Frankfort wants to add 100 retail stores in the U.S. in the next four to five years, expanding Coach’s U.S. store count here to at least 250, excluding outlets. In the same time frame, it seeks to add 25 Japanese stores to its current base of 89. He also wants to raise Coach’s awareness as a "365-day lifestyle accessory resource" for self-purchase and gift-giving by continuing to integrate its in-store, direct mail, Web site and advertising functions.
Frankfort said that while he sees Coach as an American brand, with nearly 80 percent of sales originated in the U.S., the second-largest opportunity to grow is in Japan. Coach believes it can increase market share to 6 percent of Japan’s $4 billion imported handbag market through more stores and double-digit comp expansion. Japan is essential to Coach’s plans, as Japanese women account for about 45 percent of the world’s global spending on luxury handbags and accessories, versus 25 percent of her American counterpart.
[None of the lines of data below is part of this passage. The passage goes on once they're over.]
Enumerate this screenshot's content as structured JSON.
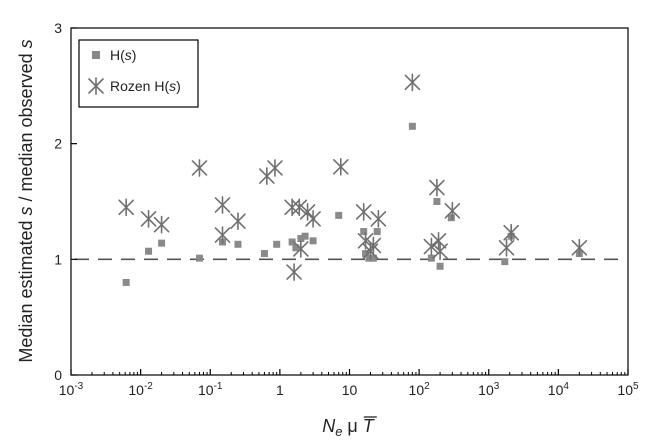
{
  "chart_data": {
    "type": "scatter",
    "title": "",
    "xlabel_parts": [
      "N",
      "e",
      " μ ",
      "T"
    ],
    "ylabel_parts": [
      "Median estimated ",
      "s",
      " / median observed ",
      "s"
    ],
    "x_scale": "log",
    "xlim": [
      0.001,
      100000
    ],
    "ylim": [
      0,
      3
    ],
    "x_ticks": [
      {
        "value": 0.001,
        "base": "10",
        "exp": "-3"
      },
      {
        "value": 0.01,
        "base": "10",
        "exp": "-2"
      },
      {
        "value": 0.1,
        "base": "10",
        "exp": "-1"
      },
      {
        "value": 1,
        "base": "1",
        "exp": ""
      },
      {
        "value": 10,
        "base": "10",
        "exp": ""
      },
      {
        "value": 100,
        "base": "10",
        "exp": "2"
      },
      {
        "value": 1000,
        "base": "10",
        "exp": "3"
      },
      {
        "value": 10000,
        "base": "10",
        "exp": "4"
      },
      {
        "value": 100000,
        "base": "10",
        "exp": "5"
      }
    ],
    "y_ticks": [
      {
        "value": 0,
        "label": "0"
      },
      {
        "value": 1,
        "label": "1"
      },
      {
        "value": 2,
        "label": "2"
      },
      {
        "value": 3,
        "label": "3"
      }
    ],
    "reference_line": {
      "y": 1,
      "style": "dashed"
    },
    "grid": false,
    "legend_placement": "top-left",
    "colors": {
      "hs": "#8a8a8a",
      "rozen": "#707070",
      "axis": "#000000",
      "refline": "#555555"
    },
    "series": [
      {
        "name_parts": [
          "H(",
          "s",
          ")"
        ],
        "marker": "square",
        "points": [
          {
            "x": 0.0062,
            "y": 0.8
          },
          {
            "x": 0.013,
            "y": 1.07
          },
          {
            "x": 0.02,
            "y": 1.14
          },
          {
            "x": 0.07,
            "y": 1.01
          },
          {
            "x": 0.15,
            "y": 1.15
          },
          {
            "x": 0.25,
            "y": 1.13
          },
          {
            "x": 0.6,
            "y": 1.05
          },
          {
            "x": 0.9,
            "y": 1.13
          },
          {
            "x": 1.5,
            "y": 1.15
          },
          {
            "x": 1.7,
            "y": 1.1
          },
          {
            "x": 2.0,
            "y": 1.18
          },
          {
            "x": 2.3,
            "y": 1.2
          },
          {
            "x": 3.0,
            "y": 1.16
          },
          {
            "x": 7.0,
            "y": 1.38
          },
          {
            "x": 16,
            "y": 1.24
          },
          {
            "x": 17,
            "y": 1.05
          },
          {
            "x": 19,
            "y": 1.01
          },
          {
            "x": 22,
            "y": 1.01
          },
          {
            "x": 25,
            "y": 1.24
          },
          {
            "x": 80,
            "y": 2.15
          },
          {
            "x": 150,
            "y": 1.01
          },
          {
            "x": 180,
            "y": 1.5
          },
          {
            "x": 200,
            "y": 0.94
          },
          {
            "x": 290,
            "y": 1.36
          },
          {
            "x": 1700,
            "y": 0.98
          },
          {
            "x": 2100,
            "y": 1.2
          },
          {
            "x": 20000,
            "y": 1.05
          }
        ]
      },
      {
        "name_parts": [
          "Rozen H(",
          "s",
          ")"
        ],
        "marker": "asterisk",
        "points": [
          {
            "x": 0.0062,
            "y": 1.45
          },
          {
            "x": 0.013,
            "y": 1.35
          },
          {
            "x": 0.02,
            "y": 1.3
          },
          {
            "x": 0.07,
            "y": 1.79
          },
          {
            "x": 0.15,
            "y": 1.47
          },
          {
            "x": 0.15,
            "y": 1.21
          },
          {
            "x": 0.25,
            "y": 1.33
          },
          {
            "x": 0.65,
            "y": 1.72
          },
          {
            "x": 0.85,
            "y": 1.79
          },
          {
            "x": 1.5,
            "y": 1.45
          },
          {
            "x": 1.6,
            "y": 0.89
          },
          {
            "x": 1.9,
            "y": 1.45
          },
          {
            "x": 2.0,
            "y": 1.09
          },
          {
            "x": 2.5,
            "y": 1.41
          },
          {
            "x": 3.0,
            "y": 1.35
          },
          {
            "x": 7.5,
            "y": 1.8
          },
          {
            "x": 16,
            "y": 1.41
          },
          {
            "x": 17,
            "y": 1.16
          },
          {
            "x": 20,
            "y": 1.07
          },
          {
            "x": 22,
            "y": 1.12
          },
          {
            "x": 26,
            "y": 1.35
          },
          {
            "x": 80,
            "y": 2.53
          },
          {
            "x": 150,
            "y": 1.11
          },
          {
            "x": 180,
            "y": 1.62
          },
          {
            "x": 190,
            "y": 1.16
          },
          {
            "x": 200,
            "y": 1.07
          },
          {
            "x": 300,
            "y": 1.42
          },
          {
            "x": 1800,
            "y": 1.1
          },
          {
            "x": 2100,
            "y": 1.23
          },
          {
            "x": 20000,
            "y": 1.1
          }
        ]
      }
    ]
  }
}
Michael¿Devine, chief financial officer, said on the call that he expects earnings for fiscal 2003, ending June 28, to hit at least $1.40 a share, a 45 percent increase over 2002, compared with analysts’ current consensus estimates of $1.33. He based his expectations on operating income growth of about 55 percent with operating margins exceeding 23 percent based on sales growth of at least 25 percent, to $900 million, with double-digit comp gains in both U.S. and Japan locations. The forecast assumes gross margins of about 70 percent versus 67.2 percent last year and a 100 basis point reduction in selling, general and administrative (SG&A) expenses.